SGD in the Large: Average-case Analysis, Asymptotics, and Stepsize Criticality
In this talk, I will present a framework, inspired by random matrix theory, for analyzing the dynamics of stochastic gradient descent (SGD) when both the number of samples and dimensions are large. Using this new framework, we show that the dynamics of SGD on a least squares problem with random data become deterministic in the large sample and dimensional limit. Furthermore, the limiting dynamics are governed by a Volterra integral equation. This model predicts that SGD undergoes a phase transition at an explicitly given critical stepsize that ultimately affects its convergence rate, which we also verify experimentally. Finally, when input data is isotropic, we provide explicit expressions for the dynamics and average-case convergence rates. These rates show significant improvement over the worst-case complexities.

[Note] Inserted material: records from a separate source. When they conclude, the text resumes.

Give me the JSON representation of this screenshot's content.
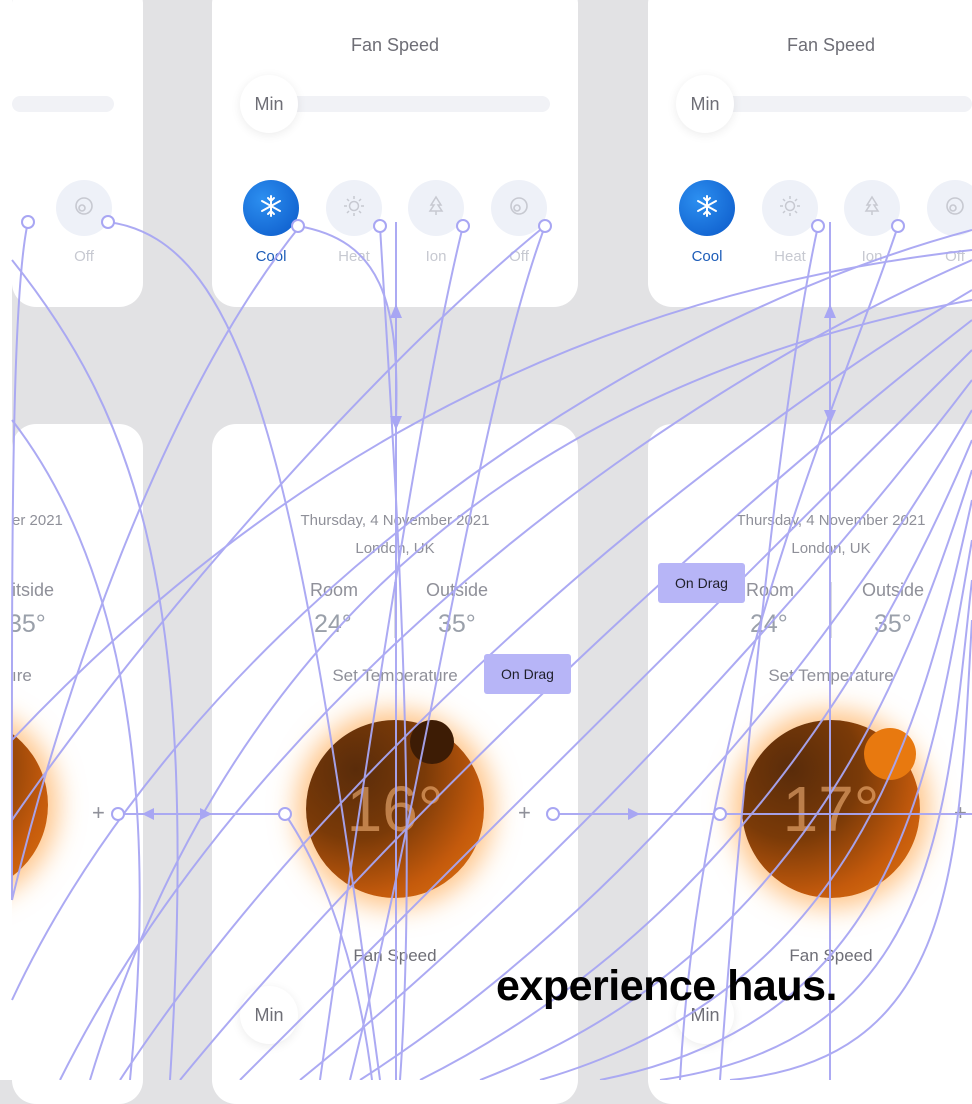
{
  "fan_speed_label": "Fan Speed",
  "min_label": "Min",
  "modes": {
    "cool": "Cool",
    "heat": "Heat",
    "ion": "Ion",
    "off": "Off"
  },
  "date_text": "Thursday, 4 November 2021",
  "location": "London, UK",
  "room_label": "Room",
  "outside_label": "Outside",
  "room_temp": "24°",
  "outside_temp": "35°",
  "set_temperature_label": "Set Temperature",
  "left_card": {
    "date_fragment": "er 2021",
    "outside_fragment": "itside",
    "temp_fragment": "35°",
    "set_fragment": "ıre"
  },
  "card_middle": {
    "target_temp": "16°"
  },
  "card_right": {
    "target_temp": "17°"
  },
  "plus_label": "+",
  "drag_tag": "On Drag",
  "brand": "experience haus.",
  "colors": {
    "accent_blue": "#1565d8",
    "prototype_wire": "#a8a6f3",
    "dial_orange": "#e37812"
  },
  "icons": {
    "cool": "snowflake-icon",
    "heat": "sun-icon",
    "ion": "tree-icon",
    "off": "power-icon"
  }
}
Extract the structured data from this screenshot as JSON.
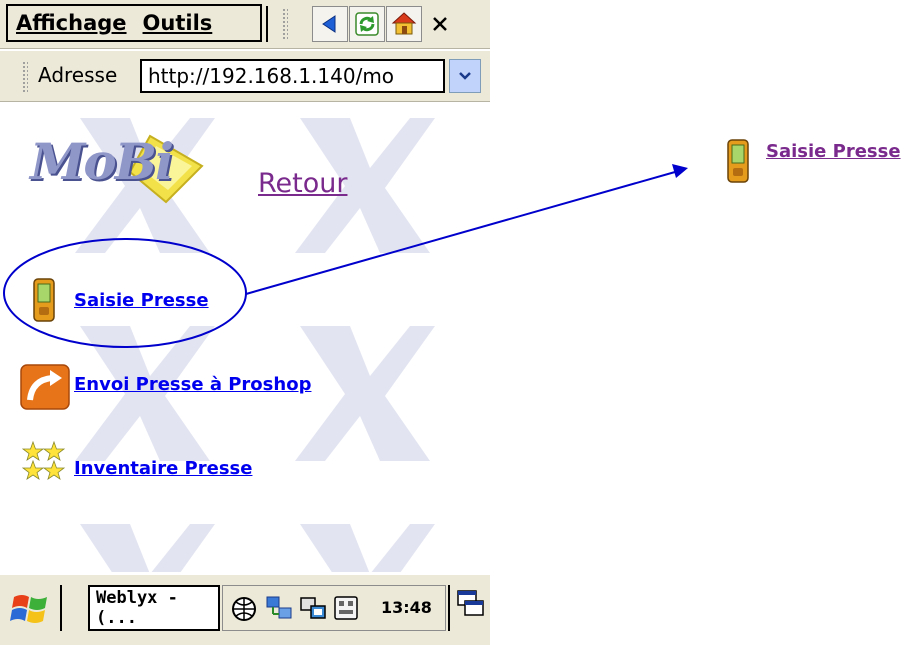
{
  "menu": {
    "display": "Affichage",
    "tools": "Outils"
  },
  "address": {
    "label": "Adresse",
    "url": "http://192.168.1.140/mo"
  },
  "content": {
    "logo_text": "MoBi",
    "back_link": "Retour",
    "links": [
      {
        "label": "Saisie Presse",
        "icon": "handheld-device-icon"
      },
      {
        "label": "Envoi Presse à Proshop",
        "icon": "send-arrow-icon"
      },
      {
        "label": "Inventaire Presse",
        "icon": "stars-icon"
      }
    ]
  },
  "taskbar": {
    "app": "Weblyx - (...",
    "time": "13:48"
  },
  "callout": {
    "label": "Saisie Presse",
    "icon": "handheld-device-icon"
  },
  "colors": {
    "link": "#0000ee",
    "visited": "#7a2a8c",
    "annotation": "#0000cc",
    "chrome": "#ece9d8"
  }
}
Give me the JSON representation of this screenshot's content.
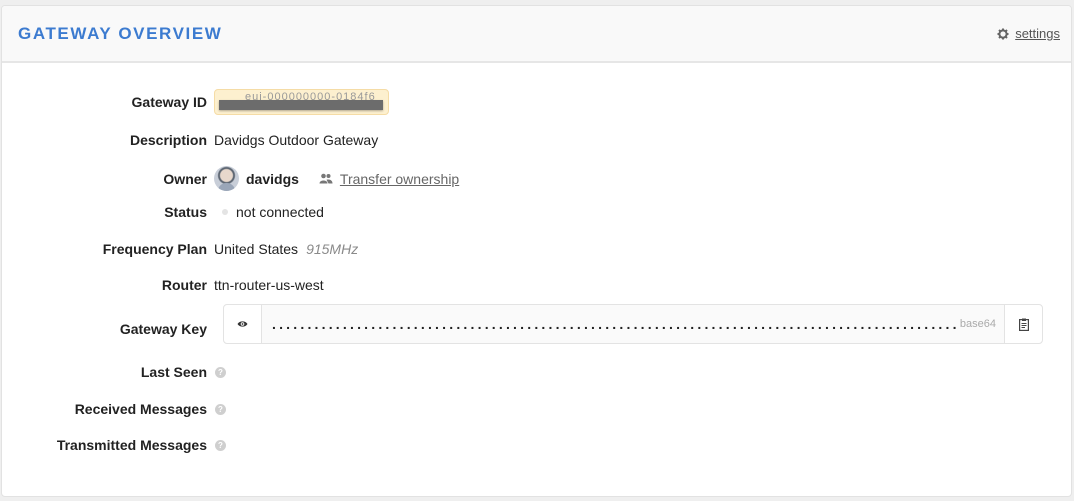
{
  "header": {
    "title": "GATEWAY OVERVIEW",
    "settings_label": "settings",
    "settings_icon": "gear-icon"
  },
  "fields": {
    "gateway_id": {
      "label": "Gateway ID",
      "value_visible_fragment": "eui-000000000-0184f6",
      "redacted": true
    },
    "description": {
      "label": "Description",
      "value": "Davidgs Outdoor Gateway"
    },
    "owner": {
      "label": "Owner",
      "username": "davidgs",
      "transfer_label": "Transfer ownership",
      "transfer_icon": "users-icon"
    },
    "status": {
      "label": "Status",
      "value": "not connected",
      "dot_color": "#e4e4e4"
    },
    "frequency_plan": {
      "label": "Frequency Plan",
      "region": "United States",
      "band": "915MHz"
    },
    "router": {
      "label": "Router",
      "value": "ttn-router-us-west"
    },
    "gateway_key": {
      "label": "Gateway Key",
      "masked_value": "••••••••••••••••••••••••••••••••••••••••••••••••••••••••••••••••••••••••••••••••••••••••••••••••••••••••••••••••••••••••••••••",
      "encoding": "base64",
      "reveal_icon": "eye-icon",
      "copy_icon": "clipboard-icon"
    },
    "last_seen": {
      "label": "Last Seen",
      "help": "?"
    },
    "received_messages": {
      "label": "Received Messages",
      "help": "?"
    },
    "transmitted_messages": {
      "label": "Transmitted Messages",
      "help": "?"
    }
  },
  "colors": {
    "title_blue": "#3c7bd0",
    "id_highlight": "#fdf0cf"
  }
}
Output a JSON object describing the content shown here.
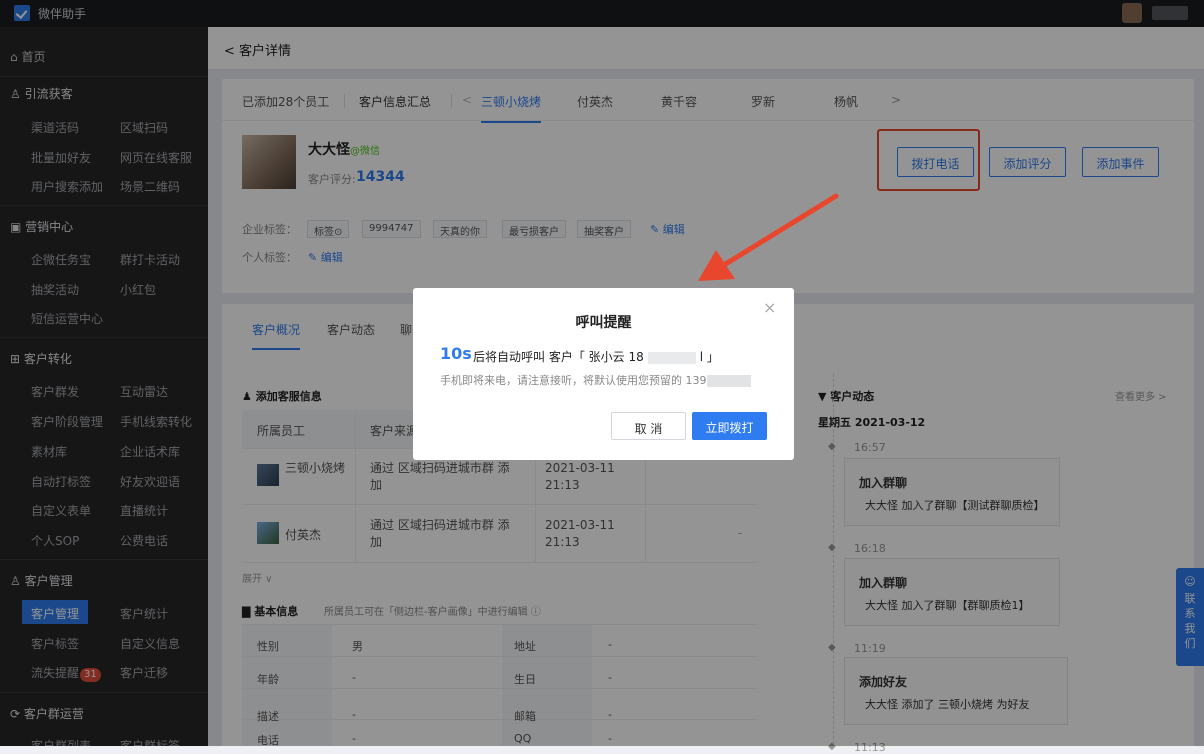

Bio: Courtney Paquette is an assistant professor at McGill University and a CIFAR Canada AI chair, MILA. Paquette's research broadly focuses on designing and analyzing algorithms for large-scale optimization problems, motivated by applications in data science. She received her PhD from the mathematics department at the University of Washington (2017), held postdoctoral positions at Lehigh University (2017-2018) and University of Waterloo (NSF postdoctoral fellowship, 2018-2019), and was a research scientist at Google Research, Brain Montreal (2019-2020).